In other situations it may be found that the presence of a hazardous situation actually reduces the number of people at risk. For example, in the Gulf of Mexico during the period 2003 - 2005 some 164 offshore platforms were either lost or seriously damaged due to hurricanes. The economic loss was high, yet the number of fatalities and serious injuries associated with the storms was zero; the reason being that, whenever a hurricane is brewing in the general location of a platform, the crew is evacuated. In this case, the probability of workers being present was much less than would have been anticipated by a risk management team.
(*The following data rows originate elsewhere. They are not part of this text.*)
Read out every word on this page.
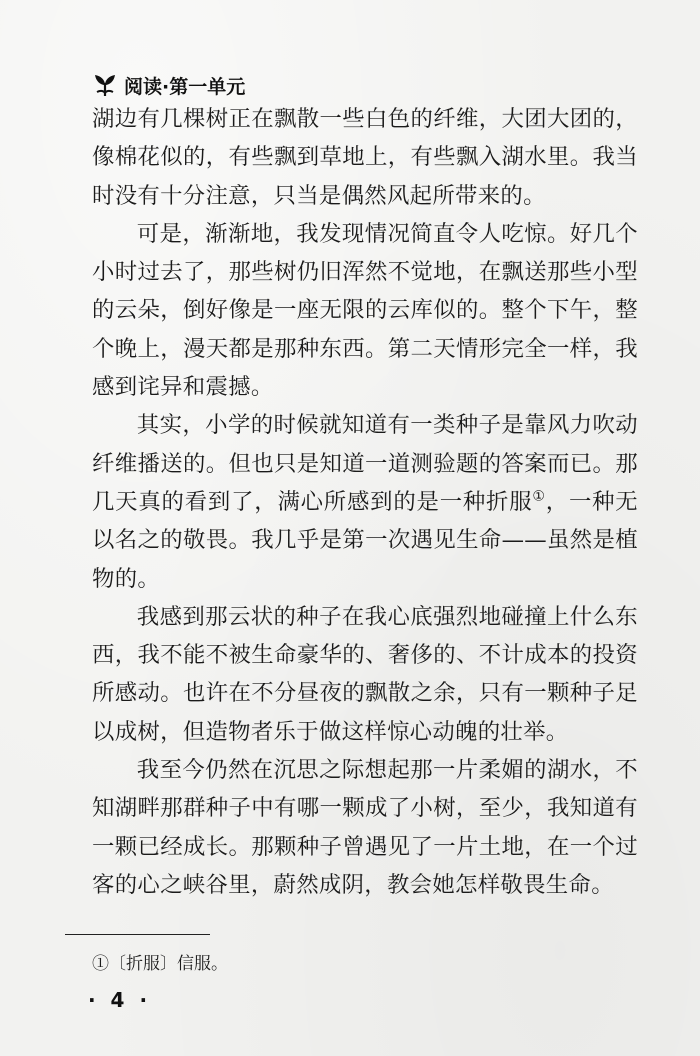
阅读·第一单元

湖边有几棵树正在飘散一些白色的纤维，大团大团的，像棉花似的，有些飘到草地上，有些飘入湖水里。我当时没有十分注意，只当是偶然风起所带来的。

可是，渐渐地，我发现情况简直令人吃惊。好几个小时过去了，那些树仍旧浑然不觉地，在飘送那些小型的云朵，倒好像是一座无限的云库似的。整个下午，整个晚上，漫天都是那种东西。第二天情形完全一样，我感到诧异和震撼。

其实，小学的时候就知道有一类种子是靠风力吹动纤维播送的。但也只是知道一道测验题的答案而已。那几天真的看到了，满心所感到的是一种折服①，一种无以名之的敬畏。我几乎是第一次遇见生命——虽然是植物的。

我感到那云状的种子在我心底强烈地碰撞上什么东西，我不能不被生命豪华的、奢侈的、不计成本的投资所感动。也许在不分昼夜的飘散之余，只有一颗种子足以成树，但造物者乐于做这样惊心动魄的壮举。

我至今仍然在沉思之际想起那一片柔媚的湖水，不知湖畔那群种子中有哪一颗成了小树，至少，我知道有一颗已经成长。那颗种子曾遇见了一片土地，在一个过客的心之峡谷里，蔚然成阴，教会她怎样敬畏生命。

①〔折服〕信服。
· 4 ·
In other cases the people may be located close to a hazard for reasons that no risk analyst could reasonably foresee. Probably the best known example of this occurred at the Texas City refinery explosion in the year 2005. Adjacent to the site of the release were temporary trailers used for project workers. All of the fatalities were to people working in those trailers (CSB 2007).
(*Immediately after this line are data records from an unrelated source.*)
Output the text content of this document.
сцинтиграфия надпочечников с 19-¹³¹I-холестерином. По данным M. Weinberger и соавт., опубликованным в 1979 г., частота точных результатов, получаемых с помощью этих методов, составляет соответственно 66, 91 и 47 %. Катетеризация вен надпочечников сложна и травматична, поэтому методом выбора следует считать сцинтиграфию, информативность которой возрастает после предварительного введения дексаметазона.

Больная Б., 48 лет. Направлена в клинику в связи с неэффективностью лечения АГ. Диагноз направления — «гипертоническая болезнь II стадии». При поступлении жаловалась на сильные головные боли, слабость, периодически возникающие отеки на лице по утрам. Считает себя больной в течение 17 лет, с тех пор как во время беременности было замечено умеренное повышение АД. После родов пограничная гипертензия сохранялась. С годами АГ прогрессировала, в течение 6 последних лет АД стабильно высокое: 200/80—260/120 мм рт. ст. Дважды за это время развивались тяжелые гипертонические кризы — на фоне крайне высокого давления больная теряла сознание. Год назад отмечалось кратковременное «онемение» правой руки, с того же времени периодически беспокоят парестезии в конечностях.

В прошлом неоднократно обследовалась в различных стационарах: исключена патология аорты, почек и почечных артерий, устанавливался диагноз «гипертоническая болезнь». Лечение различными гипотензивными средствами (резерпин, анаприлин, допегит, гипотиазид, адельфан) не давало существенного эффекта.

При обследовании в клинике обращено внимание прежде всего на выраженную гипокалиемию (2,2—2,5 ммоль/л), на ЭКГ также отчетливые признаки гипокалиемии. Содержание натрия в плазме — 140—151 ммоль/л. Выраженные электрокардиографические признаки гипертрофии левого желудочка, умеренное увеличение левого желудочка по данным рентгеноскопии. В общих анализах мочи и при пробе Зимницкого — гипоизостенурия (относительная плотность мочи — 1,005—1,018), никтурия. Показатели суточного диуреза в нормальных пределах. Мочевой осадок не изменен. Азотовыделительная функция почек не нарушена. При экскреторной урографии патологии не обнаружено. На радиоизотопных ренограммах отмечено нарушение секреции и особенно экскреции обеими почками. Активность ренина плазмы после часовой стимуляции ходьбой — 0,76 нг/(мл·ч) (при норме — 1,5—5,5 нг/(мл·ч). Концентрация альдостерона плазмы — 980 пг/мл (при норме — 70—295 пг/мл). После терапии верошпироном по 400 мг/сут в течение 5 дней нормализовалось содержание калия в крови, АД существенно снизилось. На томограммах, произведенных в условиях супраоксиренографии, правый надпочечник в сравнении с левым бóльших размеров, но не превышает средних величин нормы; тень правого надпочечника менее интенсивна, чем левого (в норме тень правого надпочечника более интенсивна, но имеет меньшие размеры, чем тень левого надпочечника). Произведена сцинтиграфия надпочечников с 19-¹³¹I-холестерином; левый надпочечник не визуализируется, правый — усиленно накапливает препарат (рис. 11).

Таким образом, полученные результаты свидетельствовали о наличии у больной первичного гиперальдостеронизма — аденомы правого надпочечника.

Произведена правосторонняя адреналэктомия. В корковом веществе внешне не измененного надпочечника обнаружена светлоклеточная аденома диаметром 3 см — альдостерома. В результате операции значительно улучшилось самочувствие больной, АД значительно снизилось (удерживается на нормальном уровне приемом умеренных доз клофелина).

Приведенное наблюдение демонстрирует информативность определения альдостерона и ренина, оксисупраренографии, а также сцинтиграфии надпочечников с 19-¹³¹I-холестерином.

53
Another example of the unexpected presence of people at an incident site occurred at a facility in the southern United States. A high pressure, high capacity pump that had just been brought on line for the first time was exhibiting serious mechanical problems. About half a dozen people, including some senior managers, were gathered in the area to find out what was going on. Suddenly the pump's seal failed, shooting out a large jet of a high temperature caustic liquid. Fortunately the direction of the failure was away from the personnel. The liquid caused some environmental damage but none of the people in the area were hurt. They were lucky - they could have been seriously burned had the jet been directed toward them. Once more, no risk analysis could have reasonably anticipated that a large number of people would be present and that the jet would point the way it did.

In the long-term, one of the best means of improving safety is to develop systems that are so automated that very few humans are required to be in the vicinity of operating equipment so that they are not exposed to hazards.

Single Contingency Events

When a facility is being designed the single risk concept is typically applied. It specifies that only one emergency (or group of interrelated emergencies) will occur at one time. The probability that multiple unrelated incidents would occur simultaneously is so low that it is not a credible consideration. Therefore, when designing a facility it is normal to design a safety device to handle the largest single risk. For example, pressure vessels can be subject to over-pressure for a number of separate causes such as external fire, pump pressure and internal chemical reactions. The safety relief valve will be designed for the worst of the identified cases. Multiple unrelated incidents are examined through the use of common cause effect analysis and with techniques such as fault tree analysis. When it is plausible that a relief device could be called upon to handle multiple releases, such as may occur during a cooling water failure, capacity should be provided for this emergency.